Dynamic Subframe Splitting and Spatio-Temporal Motion Entangled Sparse Attention for RGB-E Tracking

TL;DR

A dynamic event subframe splitting strategy to split the event stream into more fine-grained event clusters, aiming to capture spatio-temporal features that contain motion cues, which outperforms existing state-of-the-art methods on the FE240 and COESOT datasets.

Abstract

Event-based bionic camera asynchronously captures dynamic scenes with high temporal resolution and high dynamic range, offering potential for the integration of events and RGB under conditions of illumination degradation and fast motion. Existing RGB-E tracking methods model event characteristics utilising attention mechanism of Transformer before integrating both modalities. Nevertheless, these methods involve aggregating the event stream into a single event frame, lacking the utilisation of the temporal information inherent in the event stream.Moreover, the traditional attention mechanism is well-suited for dense semantic features, while the attention mechanism for sparse event features require revolution. In this paper, we propose a dynamic event subframe splitting strategy to split the event stream into more fine-grained event clusters, aiming to capture spatio-temporal features that contain motion cues. Based on this, we design an event-based sparse attention mechanism to enhance the interaction of event features in temporal and spatial dimensions. The experimental results indicate that our method outperforms existing state-of-the-art methods on the FE240 and COESOT datasets, providing an effective processing manner for the event data.

Figures (8)

• Figure 1: Different splitting methods for event stream. Blue points indicate that light intensity enhancement events occurred at that pixel at that moment. Red points indicate that light intensity reduction events occurred at that pixel at that moment. (a) All events in event stream are stacked together according to polarity to form a single event frame. (b) The whole event stream is divided into n smaller event streams, events in n event streams are stacked together according to polarity to form multiple event subframes.
• Figure 2: The overall architecture of DS-MESA. The event stream is discretised into n clusters along the temporal dimension, subsequently forming multiple event subframes. "STME" stands for spatio-temporal motion entanglement module. "MGF" stands for mutually guided fusion. The MGF employs cross-attention mechanism within both RGB and event modalities. It comprises two layers of Transformer encoders from the Vision Transformer (ViT).

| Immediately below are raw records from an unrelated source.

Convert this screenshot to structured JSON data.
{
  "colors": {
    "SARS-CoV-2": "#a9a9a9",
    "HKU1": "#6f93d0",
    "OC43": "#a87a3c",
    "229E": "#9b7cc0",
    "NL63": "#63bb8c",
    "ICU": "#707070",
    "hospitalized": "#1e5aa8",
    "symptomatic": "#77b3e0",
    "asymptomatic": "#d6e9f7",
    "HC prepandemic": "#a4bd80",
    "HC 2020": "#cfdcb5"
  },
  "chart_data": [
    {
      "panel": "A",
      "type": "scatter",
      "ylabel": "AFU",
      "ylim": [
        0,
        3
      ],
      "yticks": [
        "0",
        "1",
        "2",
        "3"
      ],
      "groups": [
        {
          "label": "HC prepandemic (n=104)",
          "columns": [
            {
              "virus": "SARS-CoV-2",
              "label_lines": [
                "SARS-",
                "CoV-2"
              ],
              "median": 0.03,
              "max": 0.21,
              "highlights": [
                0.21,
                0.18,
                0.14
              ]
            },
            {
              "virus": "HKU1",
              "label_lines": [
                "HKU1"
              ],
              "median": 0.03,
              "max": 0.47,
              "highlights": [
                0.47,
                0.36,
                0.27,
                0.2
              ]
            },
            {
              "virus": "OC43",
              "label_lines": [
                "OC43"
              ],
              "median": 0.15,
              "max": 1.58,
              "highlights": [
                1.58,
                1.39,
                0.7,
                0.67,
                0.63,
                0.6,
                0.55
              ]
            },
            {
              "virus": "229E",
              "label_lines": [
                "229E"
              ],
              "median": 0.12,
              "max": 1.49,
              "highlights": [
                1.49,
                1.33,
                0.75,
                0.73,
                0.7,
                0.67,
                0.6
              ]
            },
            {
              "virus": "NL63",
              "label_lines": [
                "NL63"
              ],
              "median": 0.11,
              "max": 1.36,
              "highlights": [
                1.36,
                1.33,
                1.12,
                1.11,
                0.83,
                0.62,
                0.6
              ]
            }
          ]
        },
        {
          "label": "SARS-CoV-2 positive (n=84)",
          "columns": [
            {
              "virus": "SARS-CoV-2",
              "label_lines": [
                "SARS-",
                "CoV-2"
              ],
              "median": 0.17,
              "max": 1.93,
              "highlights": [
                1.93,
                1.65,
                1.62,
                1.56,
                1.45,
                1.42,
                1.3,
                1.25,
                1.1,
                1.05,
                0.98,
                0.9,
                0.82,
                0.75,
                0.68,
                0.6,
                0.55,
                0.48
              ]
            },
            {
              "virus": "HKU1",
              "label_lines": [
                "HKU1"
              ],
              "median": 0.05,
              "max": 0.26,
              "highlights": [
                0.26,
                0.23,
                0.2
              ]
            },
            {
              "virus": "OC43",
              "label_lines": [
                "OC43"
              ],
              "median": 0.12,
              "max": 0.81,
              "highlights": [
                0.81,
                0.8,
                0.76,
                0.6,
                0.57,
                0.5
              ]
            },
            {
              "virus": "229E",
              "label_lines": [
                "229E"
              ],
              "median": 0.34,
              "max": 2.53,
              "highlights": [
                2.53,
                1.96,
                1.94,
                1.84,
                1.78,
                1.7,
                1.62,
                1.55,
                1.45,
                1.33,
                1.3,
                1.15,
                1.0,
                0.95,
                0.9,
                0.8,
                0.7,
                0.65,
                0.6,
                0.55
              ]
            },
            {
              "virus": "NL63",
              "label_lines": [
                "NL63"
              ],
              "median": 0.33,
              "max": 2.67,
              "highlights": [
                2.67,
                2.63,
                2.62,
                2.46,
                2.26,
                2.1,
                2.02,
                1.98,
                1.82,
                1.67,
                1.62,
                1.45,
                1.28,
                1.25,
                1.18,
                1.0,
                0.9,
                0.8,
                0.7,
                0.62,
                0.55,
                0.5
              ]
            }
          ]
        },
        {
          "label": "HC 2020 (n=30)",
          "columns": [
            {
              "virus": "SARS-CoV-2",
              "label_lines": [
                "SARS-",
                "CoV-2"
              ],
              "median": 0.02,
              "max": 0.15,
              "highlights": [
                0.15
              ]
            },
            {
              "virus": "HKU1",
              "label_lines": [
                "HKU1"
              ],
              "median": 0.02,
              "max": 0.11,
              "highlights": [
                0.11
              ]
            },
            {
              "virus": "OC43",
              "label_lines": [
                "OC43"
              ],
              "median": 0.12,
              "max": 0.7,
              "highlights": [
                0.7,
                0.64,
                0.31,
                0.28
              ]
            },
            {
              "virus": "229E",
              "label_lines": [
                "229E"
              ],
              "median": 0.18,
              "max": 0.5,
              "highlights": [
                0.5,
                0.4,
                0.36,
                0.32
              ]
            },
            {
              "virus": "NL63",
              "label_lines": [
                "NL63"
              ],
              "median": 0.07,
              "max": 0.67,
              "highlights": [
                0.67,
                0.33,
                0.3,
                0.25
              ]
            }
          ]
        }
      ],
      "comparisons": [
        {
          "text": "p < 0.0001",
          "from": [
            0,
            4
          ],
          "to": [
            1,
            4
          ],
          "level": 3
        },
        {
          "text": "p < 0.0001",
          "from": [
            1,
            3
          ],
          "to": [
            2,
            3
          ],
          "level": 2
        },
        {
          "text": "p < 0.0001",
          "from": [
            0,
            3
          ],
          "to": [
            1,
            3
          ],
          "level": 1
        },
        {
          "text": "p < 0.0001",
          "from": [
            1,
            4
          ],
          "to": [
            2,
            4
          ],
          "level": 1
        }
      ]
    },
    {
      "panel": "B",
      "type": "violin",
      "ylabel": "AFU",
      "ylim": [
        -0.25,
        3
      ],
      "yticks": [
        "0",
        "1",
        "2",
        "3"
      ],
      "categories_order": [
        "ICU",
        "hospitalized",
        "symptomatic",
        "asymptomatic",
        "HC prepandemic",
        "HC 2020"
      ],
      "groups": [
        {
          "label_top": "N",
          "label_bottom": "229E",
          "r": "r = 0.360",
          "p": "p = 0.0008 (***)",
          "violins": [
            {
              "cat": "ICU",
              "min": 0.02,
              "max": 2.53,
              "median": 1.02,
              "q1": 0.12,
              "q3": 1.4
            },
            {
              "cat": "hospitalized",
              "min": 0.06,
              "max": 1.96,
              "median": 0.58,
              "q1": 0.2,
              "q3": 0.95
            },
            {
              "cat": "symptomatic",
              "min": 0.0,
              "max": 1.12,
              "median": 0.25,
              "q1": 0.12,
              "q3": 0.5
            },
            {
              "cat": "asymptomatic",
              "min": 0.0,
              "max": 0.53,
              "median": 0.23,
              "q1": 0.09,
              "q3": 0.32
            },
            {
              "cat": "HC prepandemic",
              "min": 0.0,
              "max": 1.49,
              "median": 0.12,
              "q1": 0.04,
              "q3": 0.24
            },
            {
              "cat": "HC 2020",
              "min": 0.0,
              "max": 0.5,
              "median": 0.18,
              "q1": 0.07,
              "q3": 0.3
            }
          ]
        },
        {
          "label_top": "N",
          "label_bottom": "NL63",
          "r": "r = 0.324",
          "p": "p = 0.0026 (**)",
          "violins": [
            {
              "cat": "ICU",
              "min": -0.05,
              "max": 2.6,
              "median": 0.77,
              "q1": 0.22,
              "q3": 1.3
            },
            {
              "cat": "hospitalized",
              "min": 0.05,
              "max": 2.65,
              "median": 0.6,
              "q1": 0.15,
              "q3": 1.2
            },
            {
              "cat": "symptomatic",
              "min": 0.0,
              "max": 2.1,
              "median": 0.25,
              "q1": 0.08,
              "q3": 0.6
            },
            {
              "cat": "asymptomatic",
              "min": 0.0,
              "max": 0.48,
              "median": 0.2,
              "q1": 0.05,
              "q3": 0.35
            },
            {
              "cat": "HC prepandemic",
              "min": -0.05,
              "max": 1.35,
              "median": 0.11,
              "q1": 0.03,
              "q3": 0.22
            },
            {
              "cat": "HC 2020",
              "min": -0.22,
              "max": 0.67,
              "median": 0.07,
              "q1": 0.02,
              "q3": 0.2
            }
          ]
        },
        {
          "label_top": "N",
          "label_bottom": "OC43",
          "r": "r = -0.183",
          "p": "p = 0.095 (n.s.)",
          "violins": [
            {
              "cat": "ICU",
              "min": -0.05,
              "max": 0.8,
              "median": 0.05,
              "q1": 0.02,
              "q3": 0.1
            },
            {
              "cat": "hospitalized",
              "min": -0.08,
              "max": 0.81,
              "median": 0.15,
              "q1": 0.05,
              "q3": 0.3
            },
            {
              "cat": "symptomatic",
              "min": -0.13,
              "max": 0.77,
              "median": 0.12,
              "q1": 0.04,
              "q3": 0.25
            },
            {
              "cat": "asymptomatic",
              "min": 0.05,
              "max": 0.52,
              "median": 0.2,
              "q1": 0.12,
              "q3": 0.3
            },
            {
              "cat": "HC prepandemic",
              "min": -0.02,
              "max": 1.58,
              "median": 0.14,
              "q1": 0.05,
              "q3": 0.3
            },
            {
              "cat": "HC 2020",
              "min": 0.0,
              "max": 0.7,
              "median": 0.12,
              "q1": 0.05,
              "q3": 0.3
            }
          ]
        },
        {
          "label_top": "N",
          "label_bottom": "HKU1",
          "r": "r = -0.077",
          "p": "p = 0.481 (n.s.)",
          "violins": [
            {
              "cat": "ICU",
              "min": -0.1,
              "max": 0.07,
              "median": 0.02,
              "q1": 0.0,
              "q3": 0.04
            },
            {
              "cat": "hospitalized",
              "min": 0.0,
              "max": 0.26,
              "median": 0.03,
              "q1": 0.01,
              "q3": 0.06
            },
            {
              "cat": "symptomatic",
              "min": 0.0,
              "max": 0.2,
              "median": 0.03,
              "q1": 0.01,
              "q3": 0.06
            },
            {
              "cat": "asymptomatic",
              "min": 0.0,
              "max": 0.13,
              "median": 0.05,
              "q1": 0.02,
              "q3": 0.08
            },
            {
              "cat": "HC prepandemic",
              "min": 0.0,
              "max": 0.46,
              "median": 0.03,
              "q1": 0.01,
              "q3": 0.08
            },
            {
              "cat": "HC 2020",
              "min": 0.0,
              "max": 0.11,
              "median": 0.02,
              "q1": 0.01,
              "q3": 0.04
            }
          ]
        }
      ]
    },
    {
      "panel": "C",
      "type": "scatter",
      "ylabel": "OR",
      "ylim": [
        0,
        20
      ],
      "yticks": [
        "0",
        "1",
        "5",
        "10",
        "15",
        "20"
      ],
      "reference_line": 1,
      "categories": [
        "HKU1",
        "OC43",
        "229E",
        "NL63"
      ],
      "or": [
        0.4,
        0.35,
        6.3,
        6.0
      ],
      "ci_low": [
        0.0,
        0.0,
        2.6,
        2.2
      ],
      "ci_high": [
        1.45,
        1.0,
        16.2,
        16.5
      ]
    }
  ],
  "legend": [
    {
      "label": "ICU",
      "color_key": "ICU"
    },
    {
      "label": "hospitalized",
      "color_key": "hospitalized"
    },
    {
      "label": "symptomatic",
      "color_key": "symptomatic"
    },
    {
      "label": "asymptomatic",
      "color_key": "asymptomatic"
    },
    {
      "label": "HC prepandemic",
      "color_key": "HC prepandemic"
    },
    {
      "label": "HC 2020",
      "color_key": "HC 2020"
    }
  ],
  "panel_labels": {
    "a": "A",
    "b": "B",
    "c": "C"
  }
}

One layer is dedicated to fusing template features across two modalities, while the other focuses on integrating search features across two modalities. "Relation Modelling Block" consists of N layers of Transformer encoders from ViT.
• Figure 3: Single event frame vs Multiple event subframes. (a) All events within a time interval are aggregated into a single event frame. With drastic shifts in lighting conditions, the target is almost invisible in the single event frame. Conversely, for instances (b), (c) and (d), multiple event subframes successfully elucidate the target and its motion trajectory.
• Figure 4: A detailed architectures of the proposed STME. The red dashed boxes denote the sparsified event attention matrices. $e_{t-1}$ is derived from the features produced by the previous event frame from either stage 2 or stage 3. $e_t$ is derived from the features produced by the previous event frame from either stage 2 or stage 3.
• Figure 5: The detailed process of event-based sparse attention (ESA) operation. The obtained event attention matrix is sparsified four times and the final sparse attention matrix is acquired by adding the matrices from the four sparsifications.